BLORA, Harianmuria.com – Program Makan Bergizi Gratis (MBG) di Kabupaten Blora terancam terganggu. Pasalnya, sekitar separuh dari total 79 Satuan Pelayanan Pemenuhan Gizi (SPPG) yang beroperasi belum memenuhi kewajiban pemasangan Instalasi Pengolahan Air Limbah (IPAL), sesuai ketentuan terbaru.
Kondisi ini memunculkan potensi penutupan sementara bagi SPPG yang belum patuh, sebagaimana diatur dalam Peraturan Presiden Nomor 115 Tahun 2025 tentang tata kelola penyelenggaraan MBG.
Pemerintah Kabupaten Blora sebelumnya telah melakukan sosialisasi aturan tersebut pada Selasa, 10 Maret 2026. Dalam kegiatan itu, mitra penyelenggara MBG diberi tenggat waktu untuk melengkapi fasilitas IPAL, dengan konsekuensi sanksi jika tidak dipenuhi.
Koordinator Wilayah (Korwil) SPPG Blora, Artika Diannita, menyebutkan bahwa hingga saat ini tingkat kepatuhan masih belum optimal.
“Terus kita dorong untuk segera dorong agar segera memasang IPAL,” ujar Artika di Blora, Selasa, 7 April 2026.
Ia mengungkapkan, dari 79 SPPG yang sudah berjalan, baru sekitar 50 persen yang telah memiliki IPAL. Sementara itu, jumlah SPPG diproyeksikan akan bertambah dalam waktu dekat.
“Nanti total sementara ada 90 SPPG, dan saat ini masih proses penyelesaian administrasi namun SPPI sudah siap,” katanya.
Di sisi lain, Wakil Bupati Blora yang juga menjabat sebagai Ketua Satuan Tugas (Satgas) MBG, Sri Setyorini, belum melakukan inspeksi lanjutan terhadap kepatuhan mitra setelah sosialisasi dilakukan.
“Kamis kita lihat. Ini baru pulang dari jakarta,” ujar Wabup Blora.
Sebelumnya, Satgas MBG telah menegaskan empat aspek utama yang wajib dipenuhi mitra, yakni ketersediaan IPAL, Sertifikat Laik Hygiene Sanitasi (SLHS), mess pegawai, serta ruangan berpendingin udara.

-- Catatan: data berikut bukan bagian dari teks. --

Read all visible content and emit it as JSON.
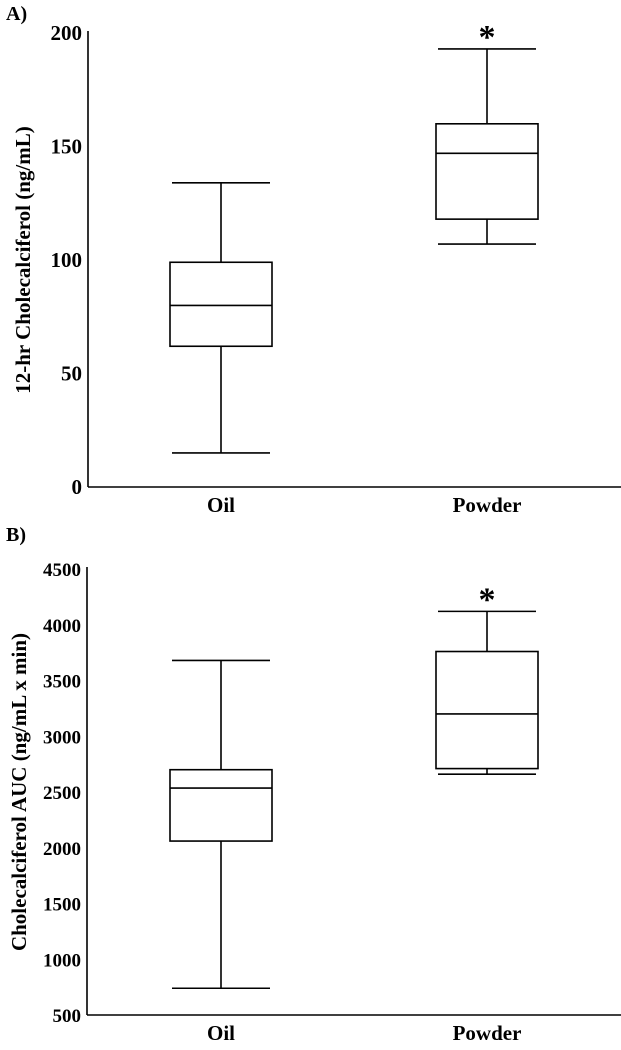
{
  "chart_data": [
    {
      "type": "box",
      "panel_label": "A)",
      "title": "",
      "xlabel": "",
      "ylabel": "12-hr Cholecalciferol (ng/mL)",
      "ylim": [
        0,
        200
      ],
      "yticks": [
        "0",
        "50",
        "100",
        "150",
        "200"
      ],
      "grid": false,
      "categories": [
        "Oil",
        "Powder"
      ],
      "boxes": [
        {
          "category": "Oil",
          "min": 15,
          "q1": 62,
          "median": 80,
          "q3": 99,
          "max": 134,
          "annotation": ""
        },
        {
          "category": "Powder",
          "min": 107,
          "q1": 118,
          "median": 147,
          "q3": 160,
          "max": 193,
          "annotation": "*"
        }
      ]
    },
    {
      "type": "box",
      "panel_label": "B)",
      "title": "",
      "xlabel": "",
      "ylabel": "Cholecalciferol AUC (ng/mL x min)",
      "ylim": [
        500,
        4500
      ],
      "yticks": [
        "500",
        "1000",
        "1500",
        "2000",
        "2500",
        "3000",
        "3500",
        "4000",
        "4500"
      ],
      "grid": false,
      "categories": [
        "Oil",
        "Powder"
      ],
      "boxes": [
        {
          "category": "Oil",
          "min": 740,
          "q1": 2060,
          "median": 2535,
          "q3": 2700,
          "max": 3680,
          "annotation": ""
        },
        {
          "category": "Powder",
          "min": 2660,
          "q1": 2710,
          "median": 3200,
          "q3": 3760,
          "max": 4120,
          "annotation": "*"
        }
      ]
    }
  ]
}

Khusus untuk IPAL, batas waktu pemenuhan ditetapkan hingga awal April 2026. Jika tidak dipenuhi, SPPG akan dikenai sanksi penutupan sementara operasional.
“Penerima manfaat tidak mendapatkan MBG untuk sementara. Kalau SPPG langsung membuat IPAL ya di buka lagi,” katanya.
Penutupan ini berpotensi berdampak langsung pada penerima manfaat program MBG, yang akan kehilangan akses layanan selama operasional dihentikan.
Setelah persoalan IPAL dan sertifikasi sanitasi terselesaikan, Satgas MBG berencana memperketat pengawasan pada kualitas menu makanan yang disalurkan oleh para mitra.
Selain itu, pengawasan juga akan diperkuat dengan melibatkan para camat di seluruh wilayah Kabupaten Blora sebagai ketua satgas di tingkat kecamatan.